Des craintes, de la peur là-haut? « Non », répond-elle sans ambages. « Je n'ai pas cette personnalité-là, je n'étais pas très inquiète sur l'Everest. La seule crainte que j'avais, c'était en arrivant à 8 000 mètres, là tu te dis, “’si quelque chose se produit, je suis laissée à moi-même »’. Ça, tu y penses! » Mais ce n'était pas une angoisse paralysante pour elle : « Je ne vois pas les choses négativement. Je ne suis pas stressée, il n'y a pas grand-chose qui va m'inquiéter. J'ai tout le temps été habituée à prendre mon sac à dos et partir sans m'inquiéter des risques. » Ses voyages d'adolescence, sac à dos à l'épaule en Europe, encore une fois seule, en témoignent.
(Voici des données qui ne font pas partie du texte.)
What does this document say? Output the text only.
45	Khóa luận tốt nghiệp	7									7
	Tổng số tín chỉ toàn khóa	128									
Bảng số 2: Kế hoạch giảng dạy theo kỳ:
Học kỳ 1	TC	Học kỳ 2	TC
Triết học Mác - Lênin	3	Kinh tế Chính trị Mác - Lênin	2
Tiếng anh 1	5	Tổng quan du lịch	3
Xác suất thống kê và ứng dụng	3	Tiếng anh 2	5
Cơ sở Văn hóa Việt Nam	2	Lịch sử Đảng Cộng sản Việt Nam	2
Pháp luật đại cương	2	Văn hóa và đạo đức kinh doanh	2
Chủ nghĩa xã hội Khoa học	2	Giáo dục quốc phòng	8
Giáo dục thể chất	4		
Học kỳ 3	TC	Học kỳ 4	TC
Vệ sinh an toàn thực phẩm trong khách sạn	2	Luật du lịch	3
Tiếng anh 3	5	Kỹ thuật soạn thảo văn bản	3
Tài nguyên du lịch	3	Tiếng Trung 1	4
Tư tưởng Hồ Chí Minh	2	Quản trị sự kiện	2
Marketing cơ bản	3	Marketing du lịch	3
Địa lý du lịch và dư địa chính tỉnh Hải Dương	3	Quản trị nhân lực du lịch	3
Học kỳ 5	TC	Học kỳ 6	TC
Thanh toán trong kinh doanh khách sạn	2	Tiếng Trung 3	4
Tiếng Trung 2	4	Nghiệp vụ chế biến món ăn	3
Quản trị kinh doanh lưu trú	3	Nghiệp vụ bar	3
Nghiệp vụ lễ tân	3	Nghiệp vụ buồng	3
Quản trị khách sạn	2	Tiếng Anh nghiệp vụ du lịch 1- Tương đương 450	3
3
« Il y avait des personnes autour de moi qui étaient beaucoup plus nerveuses que moi, aussi pour l'aspect financier », dit-elle. Mentalement, l'Everest n'aura pas été difficile pour elle : « Je n'ai pas craqué une seule fois! »

 

Crédit: Véronique DenysAlpinisme au féminin

Dans un monde où la testostérone domine encore, être une femme change-t-il quoi que ce soit? « Peut-être qu'on est moins fortes physiquement, mais les femmes ont une grande force mentale. La plupart des femmes que j'ai vues avaient davantage de patience. En altitude, il y a souvent du temps d'acclimatation et on ne peut pas grimper tous les jours. C'est ce que les hommes trouvent difficile, généralement. » Elle, au contraire, était capable de prendre les événements au jour le jour.
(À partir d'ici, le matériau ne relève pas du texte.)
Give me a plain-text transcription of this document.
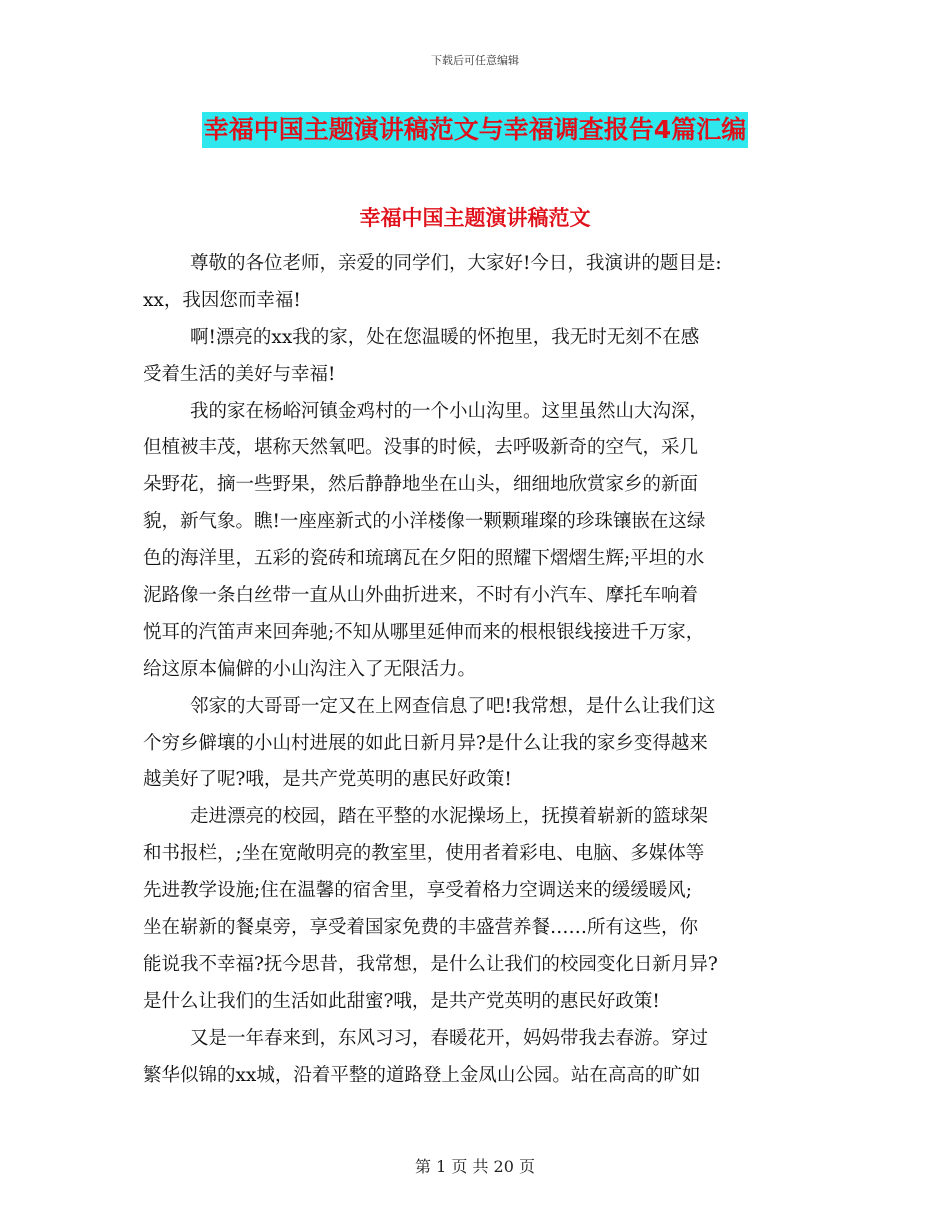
下载后可任意编辑
幸福中国主题演讲稿范文与幸福调查报告4篇汇编
幸福中国主题演讲稿范文
尊敬的各位老师，亲爱的同学们，大家好!今日，我演讲的题目是:
xx，我因您而幸福!
啊!漂亮的xx我的家，处在您温暖的怀抱里，我无时无刻不在感
受着生活的美好与幸福!
我的家在杨峪河镇金鸡村的一个小山沟里。这里虽然山大沟深，
但植被丰茂，堪称天然氧吧。没事的时候，去呼吸新奇的空气，采几
朵野花，摘一些野果，然后静静地坐在山头，细细地欣赏家乡的新面
貌，新气象。瞧!一座座新式的小洋楼像一颗颗璀璨的珍珠镶嵌在这绿
色的海洋里，五彩的瓷砖和琉璃瓦在夕阳的照耀下熠熠生辉;平坦的水
泥路像一条白丝带一直从山外曲折进来，不时有小汽车、摩托车响着
悦耳的汽笛声来回奔驰;不知从哪里延伸而来的根根银线接进千万家，
给这原本偏僻的小山沟注入了无限活力。
邻家的大哥哥一定又在上网查信息了吧!我常想，是什么让我们这
个穷乡僻壤的小山村进展的如此日新月异?是什么让我的家乡变得越来
越美好了呢?哦，是共产党英明的惠民好政策!
走进漂亮的校园，踏在平整的水泥操场上，抚摸着崭新的篮球架
和书报栏，;坐在宽敞明亮的教室里，使用者着彩电、电脑、多媒体等
先进教学设施;住在温馨的宿舍里，享受着格力空调送来的缓缓暖风;
坐在崭新的餐桌旁，享受着国家免费的丰盛营养餐……所有这些，你
能说我不幸福?抚今思昔，我常想，是什么让我们的校园变化日新月异?
是什么让我们的生活如此甜蜜?哦，是共产党英明的惠民好政策!
又是一年春来到，东风习习，春暖花开，妈妈带我去春游。穿过
繁华似锦的xx城，沿着平整的道路登上金凤山公园。站在高高的旷如
第 1 页 共 20 页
Autrement, pas de comportement macho sur la montagne, selon elle. L'alpiniste dit s'être habituée à être entourée d'hommes.

 

L'entraînement québécois

Dire que les « grosses » montagnes sont rares au Québec, c'est un euphémisme. Comment fait-on pour s'entraîner alors à grimper un sommet de 8 848 mètres dans la Vieille Capitale? Il faut un bon cardio et bien travailler les jambes, répond Véronique Denys. Pour la musculation et le cardio, ça se passe au gymnase. « Le reste, il faut s'entraîner sur quelque chose d'un peu spécifique à la montagne ». La solution? Grimper des marches. Elle connaît maintenant très bien les volées du Cap Blanc, près de chez elle, des marches qu'elle a parcourues dix fois, à raison de deux ou trois fois par semaine. La fin de semaine, elle s'évadait aux États-Unis pour trouver quelques petites montagnes susceptibles de lui donner un petit défi. Rien à voir avec les Européens. « J'ai un ami français, qui a fait l'Everest l'année passée et lui va deux ou trois fois par semaine faire le mont Blanc. Il est juste à côté! »
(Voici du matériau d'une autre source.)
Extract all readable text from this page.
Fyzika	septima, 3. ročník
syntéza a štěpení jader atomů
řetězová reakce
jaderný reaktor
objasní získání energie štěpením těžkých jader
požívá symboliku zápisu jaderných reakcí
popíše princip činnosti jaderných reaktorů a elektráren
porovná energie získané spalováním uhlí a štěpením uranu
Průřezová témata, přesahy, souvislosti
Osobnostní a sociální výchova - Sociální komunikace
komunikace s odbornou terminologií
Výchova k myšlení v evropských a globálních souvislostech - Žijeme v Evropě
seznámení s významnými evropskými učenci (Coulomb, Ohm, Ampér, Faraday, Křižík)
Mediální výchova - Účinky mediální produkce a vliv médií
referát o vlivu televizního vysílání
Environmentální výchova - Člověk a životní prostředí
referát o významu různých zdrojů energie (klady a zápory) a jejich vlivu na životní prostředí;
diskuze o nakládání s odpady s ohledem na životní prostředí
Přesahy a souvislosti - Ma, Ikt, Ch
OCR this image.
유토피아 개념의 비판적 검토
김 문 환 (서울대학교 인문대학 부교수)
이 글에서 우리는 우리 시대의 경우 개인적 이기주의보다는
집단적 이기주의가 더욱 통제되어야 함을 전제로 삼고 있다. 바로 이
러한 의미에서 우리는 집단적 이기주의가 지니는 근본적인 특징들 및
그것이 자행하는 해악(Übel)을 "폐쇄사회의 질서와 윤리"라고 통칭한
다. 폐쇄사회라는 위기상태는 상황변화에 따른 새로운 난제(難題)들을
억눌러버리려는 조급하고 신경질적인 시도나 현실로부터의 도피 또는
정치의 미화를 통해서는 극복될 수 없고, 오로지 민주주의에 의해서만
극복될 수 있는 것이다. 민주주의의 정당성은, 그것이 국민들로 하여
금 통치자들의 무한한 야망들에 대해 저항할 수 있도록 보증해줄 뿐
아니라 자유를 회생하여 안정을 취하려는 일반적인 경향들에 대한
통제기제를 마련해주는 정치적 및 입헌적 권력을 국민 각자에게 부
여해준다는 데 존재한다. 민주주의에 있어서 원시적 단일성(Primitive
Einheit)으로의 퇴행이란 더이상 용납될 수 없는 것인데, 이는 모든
Cette avocate fiscaliste, la plupart du temps, s'entraîne à grimper de hauts sommets le reste du temps. « Quand je suis au travail, je suis là à 100 %. Quand je sors, que j'enfile mes espadrilles pour mon entraînement de cardio, je ne pense plus au bureau. Il faut vraiment faire une chose à la fois. »

Elle ne songe toutefois pas à devenir une professionnelle de la montagne : d’autres projets de vie l’attendent après les sommets. Sans tirer complètement un trait sur les grandes conquêtes. « Je verrai », dit-elle. Pour le moment, elle surfe encore sur l’euphorie de son rêve accompli.